The Chair of the Royal College of General Practitioners (RCGP), Professor Helen Stokes-Lampard, has written to the Daily Mail after an article published last week suggested GP waiting times are partly to blame for the drop in the number of women having cervical screening tests. The article was based on findings of a survey of 2,037 women carried out by Jo's Cervical Cancer Trust. It found 43 per cent of women had been forced to delay their test at least once because they could not get an appointment.
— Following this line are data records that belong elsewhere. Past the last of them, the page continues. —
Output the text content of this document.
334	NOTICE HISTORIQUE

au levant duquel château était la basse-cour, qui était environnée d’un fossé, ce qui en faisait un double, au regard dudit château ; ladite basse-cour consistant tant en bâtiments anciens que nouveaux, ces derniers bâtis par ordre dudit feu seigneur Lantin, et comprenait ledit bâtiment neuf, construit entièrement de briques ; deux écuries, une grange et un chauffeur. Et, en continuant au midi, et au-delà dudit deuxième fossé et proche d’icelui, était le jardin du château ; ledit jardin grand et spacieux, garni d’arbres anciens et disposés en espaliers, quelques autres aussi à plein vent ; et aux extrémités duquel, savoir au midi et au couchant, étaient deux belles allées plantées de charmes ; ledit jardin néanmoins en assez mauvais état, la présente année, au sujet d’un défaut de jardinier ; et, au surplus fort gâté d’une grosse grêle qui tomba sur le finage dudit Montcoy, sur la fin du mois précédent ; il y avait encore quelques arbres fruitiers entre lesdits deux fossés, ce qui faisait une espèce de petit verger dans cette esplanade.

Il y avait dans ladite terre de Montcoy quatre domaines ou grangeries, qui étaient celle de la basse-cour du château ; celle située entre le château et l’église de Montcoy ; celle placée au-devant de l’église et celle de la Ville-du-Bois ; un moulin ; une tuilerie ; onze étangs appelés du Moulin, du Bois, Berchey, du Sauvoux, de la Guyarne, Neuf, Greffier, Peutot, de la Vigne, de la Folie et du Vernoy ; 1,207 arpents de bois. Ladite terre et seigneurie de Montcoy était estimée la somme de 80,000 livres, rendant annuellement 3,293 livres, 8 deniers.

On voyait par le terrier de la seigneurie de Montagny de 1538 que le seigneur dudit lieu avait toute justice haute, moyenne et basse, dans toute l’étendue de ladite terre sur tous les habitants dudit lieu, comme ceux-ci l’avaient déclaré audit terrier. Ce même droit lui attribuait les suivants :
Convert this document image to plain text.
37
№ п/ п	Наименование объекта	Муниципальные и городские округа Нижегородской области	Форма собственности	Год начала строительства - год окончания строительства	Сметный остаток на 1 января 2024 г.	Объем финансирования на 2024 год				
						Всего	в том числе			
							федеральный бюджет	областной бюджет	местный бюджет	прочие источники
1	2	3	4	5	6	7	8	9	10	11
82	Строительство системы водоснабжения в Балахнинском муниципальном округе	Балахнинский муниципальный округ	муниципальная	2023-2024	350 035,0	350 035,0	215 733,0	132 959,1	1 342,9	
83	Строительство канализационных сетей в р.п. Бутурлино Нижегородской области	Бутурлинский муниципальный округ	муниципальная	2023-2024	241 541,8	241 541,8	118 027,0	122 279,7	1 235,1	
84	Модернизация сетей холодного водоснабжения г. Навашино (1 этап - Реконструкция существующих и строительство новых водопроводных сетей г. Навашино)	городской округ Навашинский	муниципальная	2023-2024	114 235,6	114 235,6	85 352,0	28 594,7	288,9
In the letter, Professor Stokes-Lampard said blaming GPs for the recent drop in take-up of smear tests "is grossly unfair" and that such "blatant scaremongering" will only serve to deter yet more women from getting tested.
“We understand that it can be difficult to get an appointment with a nurse or GP, but we have a severe shortage of family doctors and practice nurses in some areas and the dedicated staff we do have are going above and beyond to provide safe patient care to rising numbers of patients,” she said.
The letter points out that the NHS screening invitation gives women a number of options where they can have the test done. If they choose to attend a GP practice, it is not usually necessary to wait for a GP appointment as most practices offer cervical screening clinics with practice nurses at a range of times, it adds.
“General practice and community sexual health services have borne the brunt of years of under-investment, and the promises of funding in the NHS Long-Term Plan must be ploughed into the front line as a matter of urgency so that we can give all our patients the care they deserve,” Professor Stokes-Lampard says.